Audit Internal Terkait Dugaan Jual Beli Titik Program Makan Bergizi Gratis
Di sisi lain, Menteri Sekretaris Negara (Mensesneg) Prasetyo Hadi mengungkapkan bahwa pemerintah sedang melakukan evaluasi menyeluruh terhadap kinerja Badan Gizi Nasional. Salah satu fokus utama dalam evaluasi ini adalah dugaan praktik jual beli titik Satuan Pelayanan Pemenuhan Gizi (SPPG) yang merupakan bagian integral dari program Makan Bergizi Gratis (MBG).

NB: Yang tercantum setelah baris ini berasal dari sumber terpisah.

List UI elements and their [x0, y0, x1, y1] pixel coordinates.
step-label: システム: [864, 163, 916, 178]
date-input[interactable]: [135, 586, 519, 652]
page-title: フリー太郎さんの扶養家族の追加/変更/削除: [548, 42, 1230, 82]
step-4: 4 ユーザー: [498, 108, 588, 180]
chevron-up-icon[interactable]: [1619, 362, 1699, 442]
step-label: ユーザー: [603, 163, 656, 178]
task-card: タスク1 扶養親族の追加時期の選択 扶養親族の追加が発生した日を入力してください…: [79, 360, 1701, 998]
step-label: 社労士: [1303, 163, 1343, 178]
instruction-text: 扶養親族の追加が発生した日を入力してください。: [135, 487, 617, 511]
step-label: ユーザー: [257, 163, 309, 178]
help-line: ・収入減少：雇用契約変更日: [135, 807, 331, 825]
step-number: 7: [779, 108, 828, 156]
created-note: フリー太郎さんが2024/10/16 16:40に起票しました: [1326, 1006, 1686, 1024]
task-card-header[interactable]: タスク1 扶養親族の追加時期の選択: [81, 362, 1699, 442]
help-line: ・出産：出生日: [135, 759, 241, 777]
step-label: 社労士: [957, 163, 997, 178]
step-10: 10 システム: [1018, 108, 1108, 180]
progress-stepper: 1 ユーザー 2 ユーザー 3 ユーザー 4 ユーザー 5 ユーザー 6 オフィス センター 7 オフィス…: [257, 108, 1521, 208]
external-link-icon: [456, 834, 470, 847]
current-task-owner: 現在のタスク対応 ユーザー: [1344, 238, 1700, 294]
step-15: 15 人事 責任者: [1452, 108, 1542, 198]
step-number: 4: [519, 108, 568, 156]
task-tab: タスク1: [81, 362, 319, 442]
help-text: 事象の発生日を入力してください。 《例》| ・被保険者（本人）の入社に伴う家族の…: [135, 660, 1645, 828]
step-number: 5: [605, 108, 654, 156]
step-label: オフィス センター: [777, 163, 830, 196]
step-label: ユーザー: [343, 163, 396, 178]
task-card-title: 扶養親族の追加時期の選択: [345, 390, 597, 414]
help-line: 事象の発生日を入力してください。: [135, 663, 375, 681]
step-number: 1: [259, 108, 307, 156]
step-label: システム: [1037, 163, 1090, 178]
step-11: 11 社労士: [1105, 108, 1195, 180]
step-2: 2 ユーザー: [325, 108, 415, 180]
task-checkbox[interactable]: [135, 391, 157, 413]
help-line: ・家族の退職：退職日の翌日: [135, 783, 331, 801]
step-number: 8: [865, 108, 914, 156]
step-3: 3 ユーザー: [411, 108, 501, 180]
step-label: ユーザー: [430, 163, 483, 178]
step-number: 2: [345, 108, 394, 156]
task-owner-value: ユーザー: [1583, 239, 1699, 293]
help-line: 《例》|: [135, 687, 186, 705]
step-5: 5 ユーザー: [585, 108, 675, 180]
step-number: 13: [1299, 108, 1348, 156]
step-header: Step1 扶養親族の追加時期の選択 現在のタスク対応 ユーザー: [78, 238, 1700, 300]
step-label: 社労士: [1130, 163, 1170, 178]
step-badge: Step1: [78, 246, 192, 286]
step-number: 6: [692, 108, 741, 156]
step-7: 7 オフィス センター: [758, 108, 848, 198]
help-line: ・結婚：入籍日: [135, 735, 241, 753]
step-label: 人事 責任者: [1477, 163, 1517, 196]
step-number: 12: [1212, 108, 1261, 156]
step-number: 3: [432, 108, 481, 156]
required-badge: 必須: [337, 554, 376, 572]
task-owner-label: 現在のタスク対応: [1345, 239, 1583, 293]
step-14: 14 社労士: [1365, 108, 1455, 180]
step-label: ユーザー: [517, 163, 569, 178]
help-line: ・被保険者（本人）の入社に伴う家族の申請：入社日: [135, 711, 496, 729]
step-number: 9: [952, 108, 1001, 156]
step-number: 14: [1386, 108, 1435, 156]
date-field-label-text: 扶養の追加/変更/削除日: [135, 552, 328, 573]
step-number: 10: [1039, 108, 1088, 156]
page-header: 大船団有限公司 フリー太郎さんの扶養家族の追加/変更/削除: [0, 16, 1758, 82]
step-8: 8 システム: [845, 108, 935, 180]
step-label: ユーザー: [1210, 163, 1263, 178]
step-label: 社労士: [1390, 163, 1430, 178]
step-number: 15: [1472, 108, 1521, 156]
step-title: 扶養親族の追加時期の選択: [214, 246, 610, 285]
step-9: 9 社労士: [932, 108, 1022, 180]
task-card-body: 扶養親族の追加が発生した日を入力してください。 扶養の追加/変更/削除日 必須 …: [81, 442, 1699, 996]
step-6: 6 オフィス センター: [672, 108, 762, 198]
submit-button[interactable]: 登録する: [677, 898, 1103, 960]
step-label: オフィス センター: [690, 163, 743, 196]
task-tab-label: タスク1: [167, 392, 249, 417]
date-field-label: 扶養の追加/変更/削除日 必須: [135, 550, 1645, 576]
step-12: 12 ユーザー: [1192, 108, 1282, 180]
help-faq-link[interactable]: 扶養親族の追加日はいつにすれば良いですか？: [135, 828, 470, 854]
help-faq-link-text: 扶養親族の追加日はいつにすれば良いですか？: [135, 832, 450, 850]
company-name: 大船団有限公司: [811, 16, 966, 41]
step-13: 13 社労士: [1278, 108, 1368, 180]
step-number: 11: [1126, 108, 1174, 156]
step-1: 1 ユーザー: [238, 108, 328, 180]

Menurut Prasetyo, proses audit internal terhadap dugaan praktik tersebut masih terus berjalan. Audit ini merupakan bagian dari upaya pemerintah dalam melakukan pengawasan ketat terhadap pelaksanaan program strategis nasional seperti MBG. “Semua sedang dalam proses audit internal. Itu bagian dari monitoring dan evaluasi yang terus kami lakukan,” jelas Prasetyo.

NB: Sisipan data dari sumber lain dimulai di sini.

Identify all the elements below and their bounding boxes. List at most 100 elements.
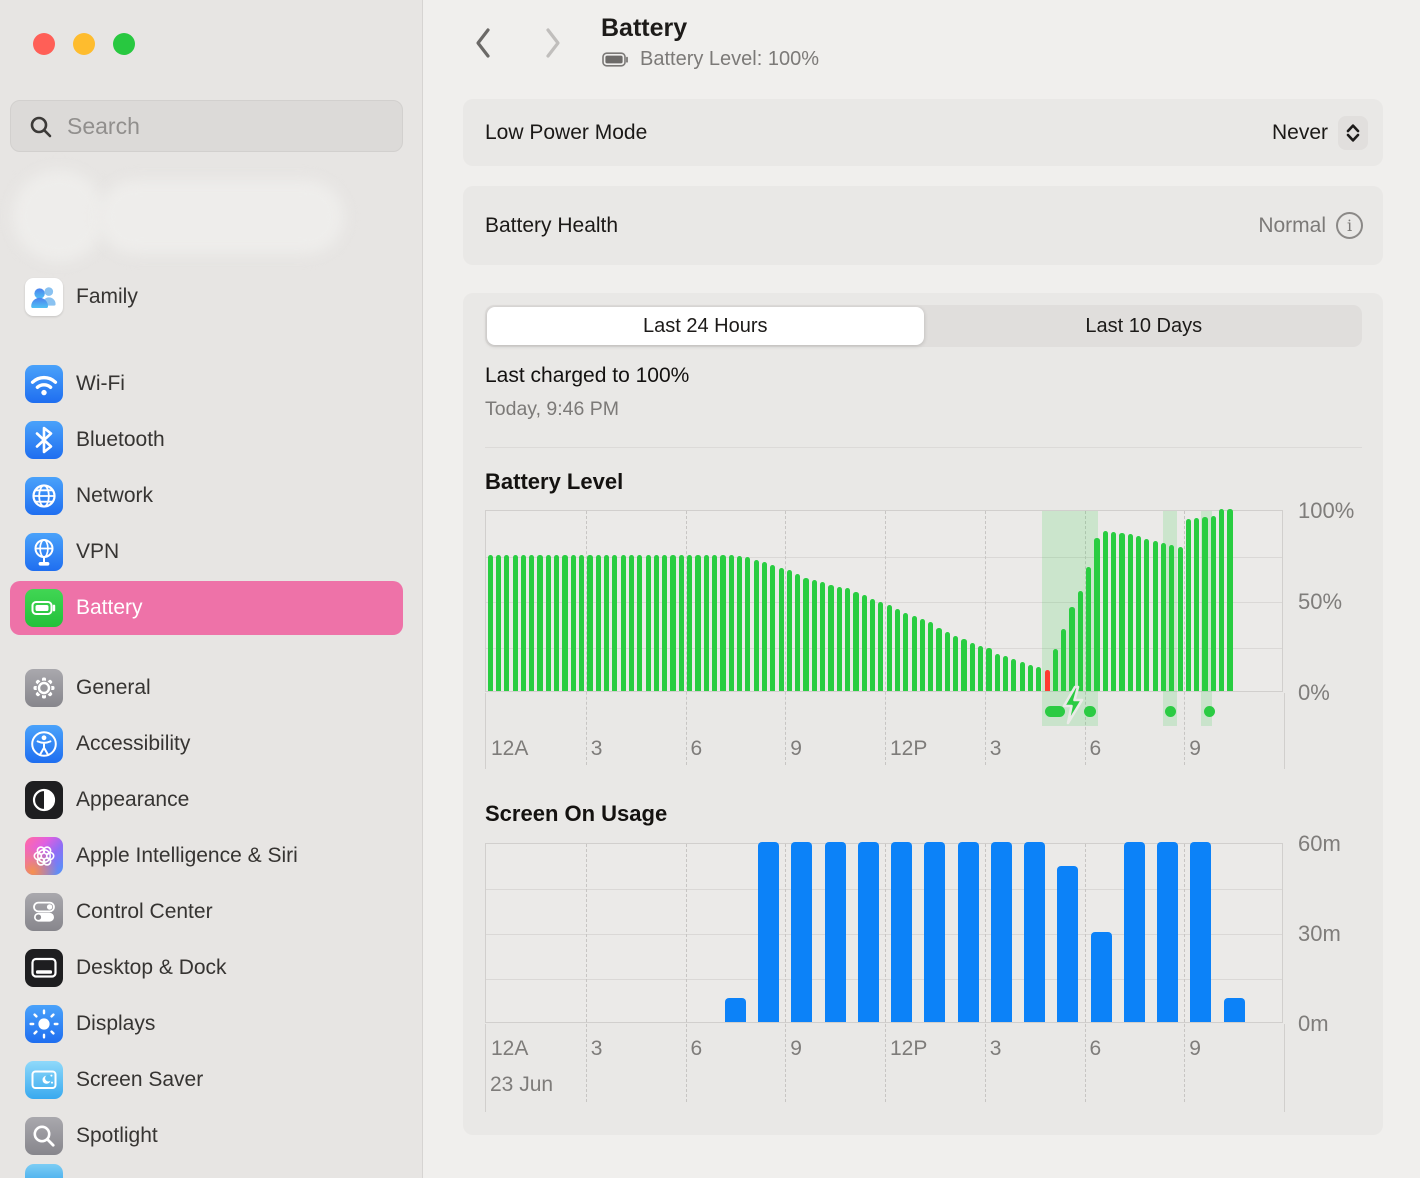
y-tick-label: 0m bbox=[1298, 1011, 1329, 1037]
chart-bar bbox=[1136, 536, 1141, 691]
chart-bar bbox=[878, 602, 883, 691]
chart-bar bbox=[895, 609, 900, 691]
sidebar-item-bluetooth[interactable]: Bluetooth bbox=[10, 413, 403, 467]
sidebar-item-label: Spotlight bbox=[76, 1124, 158, 1148]
chart-bar bbox=[654, 555, 659, 692]
chevron-left-icon bbox=[472, 26, 494, 60]
chart-bar bbox=[1186, 519, 1191, 691]
chart-bar bbox=[1169, 545, 1174, 691]
chart-bar bbox=[936, 628, 941, 691]
sidebar-item-wifi[interactable]: Wi-Fi bbox=[10, 357, 403, 411]
x-tick-label: 6 bbox=[1090, 1037, 1102, 1061]
sidebar-item-control-center[interactable]: Control Center bbox=[10, 885, 403, 939]
x-tick-label: 12P bbox=[890, 737, 927, 761]
axis-extension-line bbox=[485, 1024, 486, 1112]
accessibility-icon bbox=[25, 725, 63, 763]
chart-bar bbox=[687, 555, 692, 692]
battery-health-row: Battery Health Normal i bbox=[463, 186, 1383, 265]
search-field[interactable] bbox=[10, 100, 403, 152]
low-power-mode-dropdown[interactable] bbox=[1338, 116, 1368, 150]
sidebar-item-accessibility[interactable]: Accessibility bbox=[10, 717, 403, 771]
date-label: 23 Jun bbox=[490, 1073, 553, 1097]
sidebar-item-spotlight[interactable]: Spotlight bbox=[10, 1109, 403, 1163]
x-tick-label: 9 bbox=[1189, 1037, 1201, 1061]
screen-on-usage-chart-title: Screen On Usage bbox=[485, 801, 667, 827]
chart-bar bbox=[712, 555, 717, 692]
x-tick-label: 6 bbox=[691, 1037, 703, 1061]
sidebar-item-family[interactable]: Family bbox=[10, 270, 403, 324]
forward-button[interactable] bbox=[538, 24, 568, 62]
chart-bar bbox=[912, 616, 917, 691]
chart-bar bbox=[920, 619, 925, 691]
chart-bar bbox=[903, 613, 908, 691]
chart-bar bbox=[496, 555, 501, 692]
traffic-lights bbox=[33, 33, 135, 55]
ai-siri-icon bbox=[25, 837, 63, 875]
search-input[interactable] bbox=[11, 101, 402, 151]
chart-bar bbox=[1069, 607, 1074, 691]
sidebar-item-displays[interactable]: Displays bbox=[10, 997, 403, 1051]
close-window-button[interactable] bbox=[33, 33, 55, 55]
chart-bar bbox=[679, 555, 684, 692]
chart-bar bbox=[554, 555, 559, 692]
minimize-window-button[interactable] bbox=[73, 33, 95, 55]
back-button[interactable] bbox=[468, 24, 498, 62]
chart-bar bbox=[695, 555, 700, 692]
chart-bar bbox=[745, 557, 750, 691]
charge-pill bbox=[1165, 706, 1176, 717]
chart-bar bbox=[521, 555, 526, 692]
x-tick-label: 6 bbox=[691, 737, 703, 761]
sidebar-item-appearance[interactable]: Appearance bbox=[10, 773, 403, 827]
sidebar-item-general[interactable]: General bbox=[10, 661, 403, 715]
chart-bar bbox=[858, 842, 879, 1022]
info-icon[interactable]: i bbox=[1336, 212, 1363, 239]
chart-bar bbox=[1157, 842, 1178, 1022]
chart-bar bbox=[986, 648, 991, 691]
appearance-icon bbox=[25, 781, 63, 819]
chart-bar bbox=[845, 588, 850, 691]
sidebar-item-apple-intelligence-siri[interactable]: Apple Intelligence & Siri bbox=[10, 829, 403, 883]
chart-bar bbox=[825, 842, 846, 1022]
sidebar-item-battery[interactable]: Battery bbox=[10, 581, 403, 635]
y-tick-label: 100% bbox=[1298, 498, 1354, 524]
zoom-window-button[interactable] bbox=[113, 33, 135, 55]
chart-bar bbox=[924, 842, 945, 1022]
sidebar-item-desktop-dock[interactable]: Desktop & Dock bbox=[10, 941, 403, 995]
vpn-globe-icon bbox=[25, 533, 63, 571]
x-tick-label: 6 bbox=[1090, 737, 1102, 761]
sidebar-item-partial-icon[interactable] bbox=[25, 1164, 63, 1178]
chart-bar bbox=[1124, 842, 1145, 1022]
chart-bar bbox=[978, 646, 983, 691]
chart-bar bbox=[1202, 517, 1207, 691]
chart-bar bbox=[596, 555, 601, 692]
last-charged-title: Last charged to 100% bbox=[485, 364, 689, 388]
chart-bar bbox=[758, 842, 779, 1022]
y-tick-label: 60m bbox=[1298, 831, 1341, 857]
x-tick-label: 12A bbox=[491, 737, 528, 761]
chart-bar bbox=[870, 599, 875, 691]
chart-bar bbox=[504, 555, 509, 692]
globe-icon bbox=[25, 477, 63, 515]
tab-last-10-days[interactable]: Last 10 Days bbox=[926, 305, 1363, 347]
grid-line bbox=[885, 844, 886, 1102]
page-title: Battery bbox=[601, 14, 687, 43]
sidebar-item-label: General bbox=[76, 676, 151, 700]
sidebar-item-network[interactable]: Network bbox=[10, 469, 403, 523]
chart-bar bbox=[579, 555, 584, 692]
sidebar-item-vpn[interactable]: VPN bbox=[10, 525, 403, 579]
tab-last-24-hours[interactable]: Last 24 Hours bbox=[487, 307, 924, 345]
y-tick-label: 0% bbox=[1298, 680, 1330, 706]
user-avatar-blurred[interactable] bbox=[12, 170, 106, 262]
chart-bar bbox=[537, 555, 542, 692]
chart-bar bbox=[1094, 538, 1099, 691]
chart-bar bbox=[770, 565, 775, 691]
chart-bar bbox=[958, 842, 979, 1022]
sidebar-item-label: Battery bbox=[76, 596, 143, 620]
chart-bar bbox=[562, 555, 567, 692]
chart-bar bbox=[812, 580, 817, 691]
sidebar: Family Wi-Fi Bluetooth bbox=[0, 0, 423, 1178]
chart-bar bbox=[1194, 518, 1199, 691]
chart-bar bbox=[1227, 509, 1232, 691]
sidebar-item-screen-saver[interactable]: Screen Saver bbox=[10, 1053, 403, 1107]
grid-line bbox=[586, 844, 587, 1102]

Pemerintah menegaskan komitmennya untuk memastikan bahwa Badan Gizi Nasional menjalankan tugas dan fungsinya secara optimal dan akuntabel dalam mendukung keberhasilan program Makan Bergizi Gratis. Evaluasi dan pengawasan ini diharapkan dapat mencegah praktik-praktik yang menyimpang dan menjaga integritas pelaksanaan program yang sangat penting bagi gizi anak-anak Indonesia. Penggeledahan yang dilakukan oleh Kejaksaan Agung ini tampaknya berkaitan erat dengan temuan awal dari proses audit internal tersebut.
Latar Belakang Program Makan Bergizi Gratis (MBG)

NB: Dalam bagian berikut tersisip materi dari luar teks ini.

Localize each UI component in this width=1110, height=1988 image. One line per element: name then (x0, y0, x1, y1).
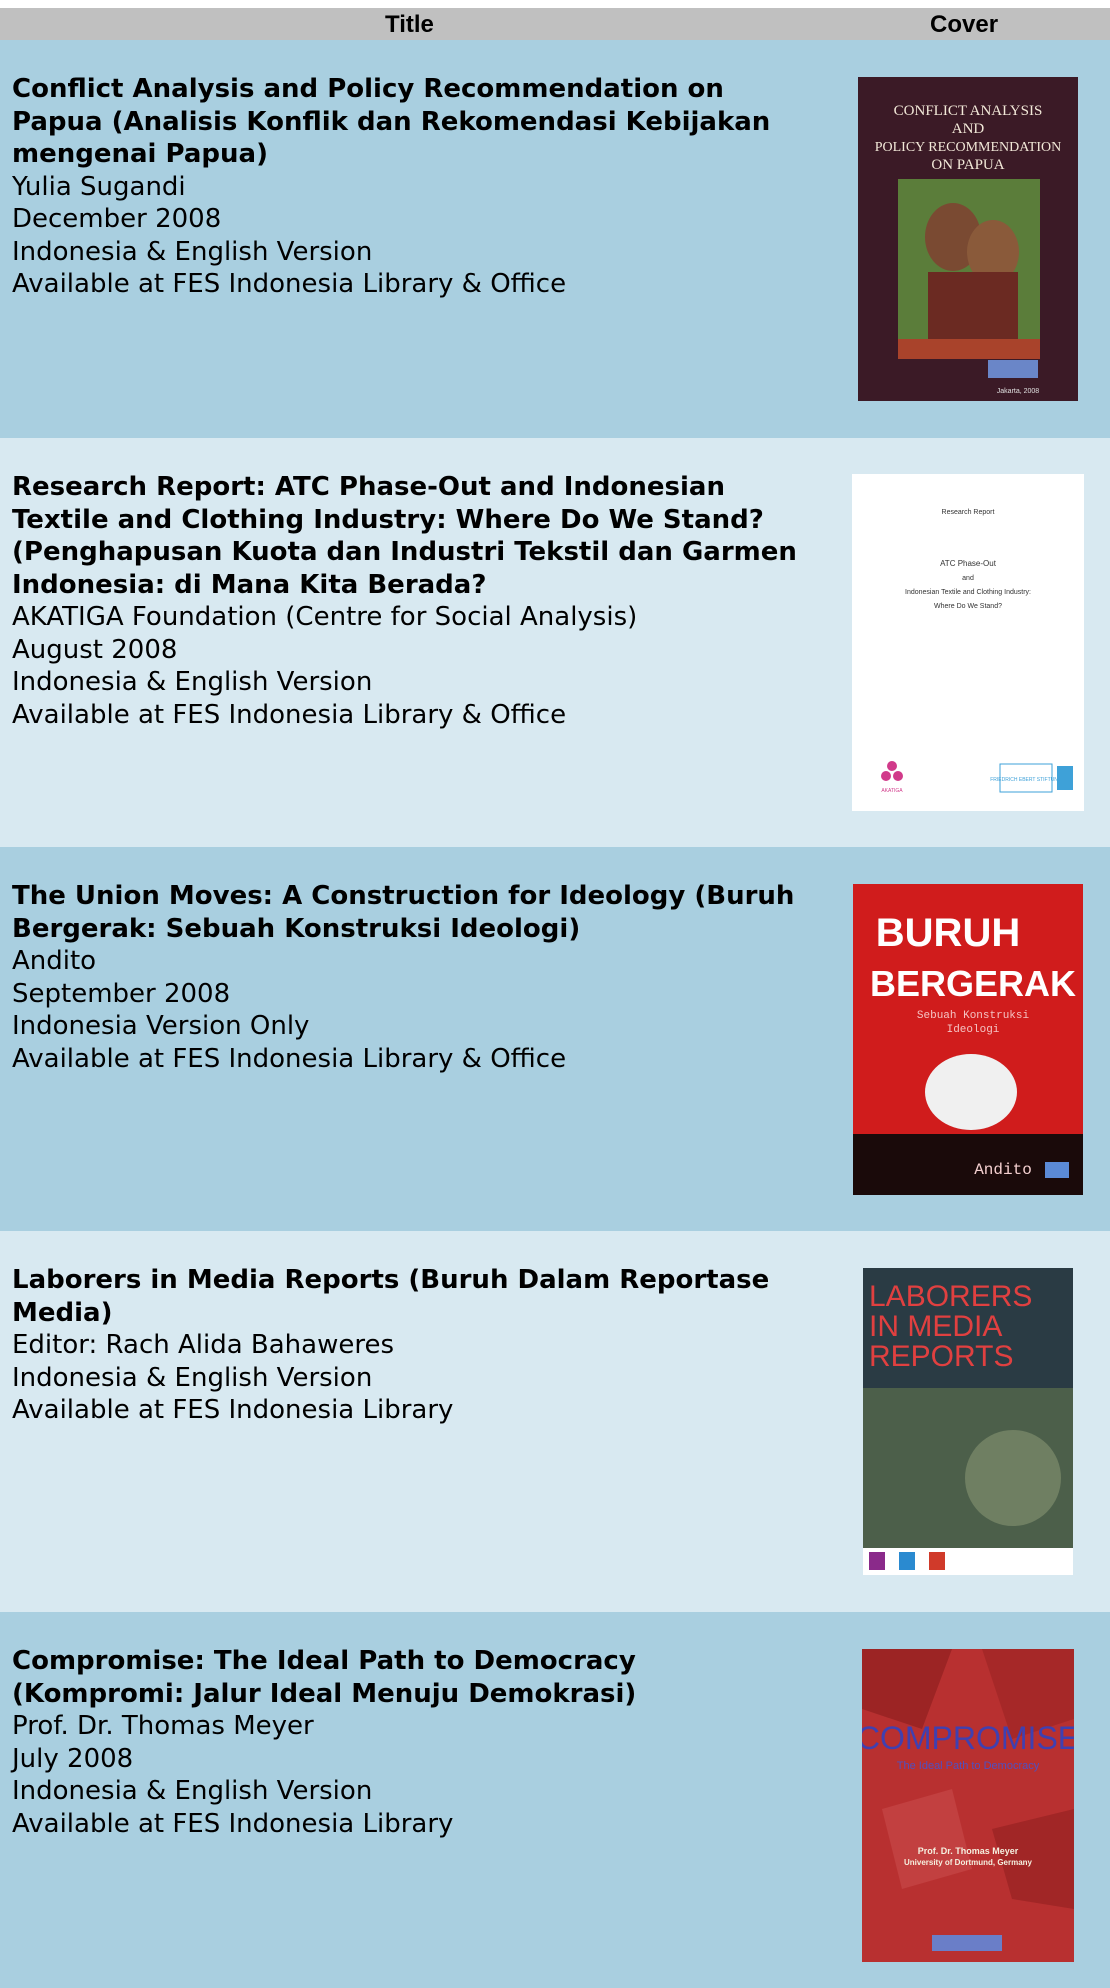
svg-text:Jakarta, 2008: Jakarta, 2008 (997, 388, 1040, 395)
book-title: Laborers in Media Reports (Buruh Dalam R… (12, 1265, 770, 1328)
book-info: Research Report: ATC Phase-Out and Indon… (12, 471, 812, 731)
svg-text:Research Report: Research Report (942, 509, 995, 516)
svg-text:ON PAPUA: ON PAPUA (931, 157, 1004, 173)
book-language: Indonesia Version Only (12, 1011, 310, 1041)
svg-text:Indonesian Textile and Clothin: Indonesian Textile and Clothing Industry… (905, 589, 1031, 596)
book-language: Indonesia & English Version (12, 1776, 373, 1806)
book-date: July 2008 (12, 1743, 134, 1774)
svg-text:BURUH: BURUH (876, 911, 1020, 955)
book-cover-image: LABORERS IN MEDIA REPORTS (863, 1268, 1073, 1575)
svg-text:REPORTS: REPORTS (869, 1340, 1013, 1373)
svg-text:and: and (962, 575, 974, 582)
table-row: The Union Moves: A Construction for Ideo… (0, 847, 1110, 1231)
book-info: The Union Moves: A Construction for Ideo… (12, 880, 812, 1075)
book-info: Compromise: The Ideal Path to Democracy … (12, 1645, 812, 1840)
svg-text:POLICY RECOMMENDATION: POLICY RECOMMENDATION (875, 140, 1062, 155)
book-title: The Union Moves: A Construction for Ideo… (12, 881, 795, 944)
book-date: December 2008 (12, 204, 222, 234)
svg-text:COMPROMISE: COMPROMISE (862, 1720, 1074, 1756)
svg-text:Prof. Dr. Thomas Meyer: Prof. Dr. Thomas Meyer (918, 1846, 1019, 1856)
book-author: Editor: Rach Alida Bahaweres (12, 1330, 395, 1360)
book-availability: Available at FES Indonesia Library & Off… (12, 1043, 567, 1074)
svg-text:University of Dortmund, German: University of Dortmund, Germany (904, 1858, 1033, 1867)
column-header-title: Title (385, 11, 434, 38)
book-cover-image: BURUH BERGERAK Sebuah Konstruksi Ideolog… (853, 884, 1083, 1195)
book-title: Conflict Analysis and Policy Recommendat… (12, 74, 771, 169)
table-row: Laborers in Media Reports (Buruh Dalam R… (0, 1231, 1110, 1612)
book-availability: Available at FES Indonesia Library & Off… (12, 269, 567, 299)
book-author: AKATIGA Foundation (Centre for Social An… (12, 602, 638, 632)
book-availability: Available at FES Indonesia Library & Off… (12, 699, 567, 730)
book-author: Prof. Dr. Thomas Meyer (12, 1711, 314, 1741)
book-cover-image: CONFLICT ANALYSIS AND POLICY RECOMMENDAT… (858, 77, 1078, 401)
book-language: Indonesia & English Version (12, 1362, 373, 1393)
book-info: Laborers in Media Reports (Buruh Dalam R… (12, 1264, 812, 1427)
table-row: Compromise: The Ideal Path to Democracy … (0, 1612, 1110, 1988)
svg-text:Where Do We Stand?: Where Do We Stand? (934, 603, 1002, 610)
book-author: Andito (12, 946, 97, 976)
book-cover-image: Research Report ATC Phase-Out and Indone… (852, 474, 1084, 811)
book-language: Indonesia & English Version (12, 667, 373, 697)
svg-text:AKATIGA: AKATIGA (881, 788, 903, 794)
table-header: Title Cover (0, 8, 1110, 40)
book-date: August 2008 (12, 634, 178, 665)
svg-text:Sebuah Konstruksi: Sebuah Konstruksi (917, 1010, 1030, 1022)
book-date: September 2008 (12, 978, 231, 1009)
book-info: Conflict Analysis and Policy Recommendat… (12, 73, 812, 301)
svg-text:ATC Phase-Out: ATC Phase-Out (940, 559, 997, 568)
svg-text:Ideologi: Ideologi (947, 1024, 1000, 1036)
svg-text:BERGERAK: BERGERAK (870, 963, 1076, 1004)
book-author: Yulia Sugandi (12, 171, 186, 202)
svg-text:CONFLICT ANALYSIS: CONFLICT ANALYSIS (894, 103, 1043, 119)
table-row: Conflict Analysis and Policy Recommendat… (0, 40, 1110, 438)
svg-text:FRIEDRICH EBERT STIFTUNG: FRIEDRICH EBERT STIFTUNG (990, 777, 1062, 783)
svg-text:IN MEDIA: IN MEDIA (869, 1310, 1002, 1343)
book-title: Research Report: ATC Phase-Out and Indon… (12, 472, 797, 600)
book-cover-image: COMPROMISE The Ideal Path to Democracy P… (862, 1649, 1074, 1962)
book-language: Indonesia & English Version (12, 236, 373, 267)
svg-text:Andito: Andito (974, 1161, 1032, 1179)
table-row: Research Report: ATC Phase-Out and Indon… (0, 438, 1110, 847)
book-availability: Available at FES Indonesia Library (12, 1395, 454, 1425)
book-title: Compromise: The Ideal Path to Democracy … (12, 1646, 637, 1709)
svg-text:The Ideal Path to Democracy: The Ideal Path to Democracy (897, 1760, 1040, 1772)
book-availability: Available at FES Indonesia Library (12, 1808, 454, 1839)
svg-text:AND: AND (952, 121, 985, 137)
column-header-cover: Cover (930, 11, 999, 38)
svg-text:LABORERS: LABORERS (869, 1280, 1032, 1313)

Program Makan Bergizi Gratis (MBG) merupakan salah satu inisiatif prioritas pemerintah yang bertujuan untuk meningkatkan status gizi anak-anak usia sekolah, khususnya mereka yang berasal dari keluarga kurang mampu. Program ini menyediakan makanan bergizi setiap hari bagi para siswa di sekolah-sekolah yang ditunjuk.
Pelaksanaan program ini melibatkan berbagai pihak, termasuk Kementerian Pendidikan, Kementerian Kesehatan, dan lembaga-lembaga terkait seperti Badan Gizi Nasional. BGN memiliki peran krusial dalam perencanaan, pengawasan, dan evaluasi program, termasuk dalam penentuan titik-titik layanan gizi yang optimal.
Dugaan adanya praktik jual beli titik SPPG dalam program MBG menjadi perhatian serius karena berpotensi merugikan anggaran negara dan mengurangi kualitas serta jangkauan program bagi anak-anak yang seharusnya menerima manfaat. Jika praktik ini terbukti, maka akan menjadi catatan hitam dalam pelaksanaan program pemerintah yang bertujuan mulia. Penggeledahan oleh Kejaksaan Agung diharapkan dapat mengungkap kebenaran di balik dugaan tersebut dan memberikan keadilan bagi masyarakat.